The exhibit is free and open to the public. There will be an artists’ reception from 6 - 8:30 PM on Saturday, August 16. Call 718.833.9100 for summer viewing hours. The exhibit will continue through Saturday September 27, with a closing reception from 2:00 - 4:30 PM.

Curated by renowned artist/author /New York City hustler Alan Ket, the group show features works by a cross-section of contemporary artists working both in the studio and on the streets worldwide, including: Chilean duo Aislap; Cern One; GHOST; Jan Kalab; KET; Sofia Maldonado; Queen Andrea; Wane COD; and Ezo Wippler.

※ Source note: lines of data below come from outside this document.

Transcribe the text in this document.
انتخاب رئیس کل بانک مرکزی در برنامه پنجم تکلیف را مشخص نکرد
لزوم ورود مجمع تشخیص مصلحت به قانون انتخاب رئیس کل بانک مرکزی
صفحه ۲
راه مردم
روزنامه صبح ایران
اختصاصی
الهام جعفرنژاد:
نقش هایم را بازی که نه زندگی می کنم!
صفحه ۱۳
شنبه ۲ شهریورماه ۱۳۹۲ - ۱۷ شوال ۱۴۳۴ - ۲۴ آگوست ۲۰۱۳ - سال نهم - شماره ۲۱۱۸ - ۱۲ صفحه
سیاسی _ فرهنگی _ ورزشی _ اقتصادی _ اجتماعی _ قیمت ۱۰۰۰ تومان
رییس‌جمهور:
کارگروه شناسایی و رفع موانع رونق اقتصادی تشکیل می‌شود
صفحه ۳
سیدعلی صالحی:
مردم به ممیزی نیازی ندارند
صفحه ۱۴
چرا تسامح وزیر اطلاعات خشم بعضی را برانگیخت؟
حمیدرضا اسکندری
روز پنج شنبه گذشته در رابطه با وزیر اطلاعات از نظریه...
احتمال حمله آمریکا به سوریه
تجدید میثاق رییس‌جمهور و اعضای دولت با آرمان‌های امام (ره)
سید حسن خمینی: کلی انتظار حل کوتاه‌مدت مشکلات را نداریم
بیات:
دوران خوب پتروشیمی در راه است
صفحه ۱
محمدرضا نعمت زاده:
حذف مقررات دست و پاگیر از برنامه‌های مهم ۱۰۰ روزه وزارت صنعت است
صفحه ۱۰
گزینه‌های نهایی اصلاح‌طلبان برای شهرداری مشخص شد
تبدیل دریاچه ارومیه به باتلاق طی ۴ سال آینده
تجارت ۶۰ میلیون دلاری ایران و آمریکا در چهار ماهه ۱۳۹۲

Curator/ multi-media artist Alan Ket launched Stress, a hip-hop magazine credited for breaking such artists as Jay-Z, Foxy Brown, Eminem, and Raekwon, among others. Stress spun off into a Spanish-language version called Hip Hop Nation. In 2001, Ket and Marc Ecko created men's fashion magazine Complex. In 2004, Ket re-joined Ecko to develop controversial video game Marc Ecko’s Getting Up: Contents Under Pressure. Active as a graffiti artist, curator, photographer, historian and art advocate, Ket's love of graffiti has led to frequent conflicts with local law enforcement. Most recently, Ket has curated graffiti and street art-related exhibitions at Fondation Cartier in Paris, Brooklyn's PowerHouse Arena, 55DSL in New York City, The Hip Hop Theatre Festival at NYU, MOCA LA, the Miami Light Project, and Copenhagen's WeAreRelated. Ket has lectured in universities worldwide and authored more than a dozen books on graffiti, street art and tattoo art.

Graffiti is an ancient human practice. People have always used public spaces to share information, make jokes, and express their loves and hatreds. In the 1970s, when kids started spray painting their names in a stylized way, it was called graffiti, but considered by many to be art. Today, street artists, many of them who started out as name-painters, have studios, work in more permanent media and show in mainstream galleries.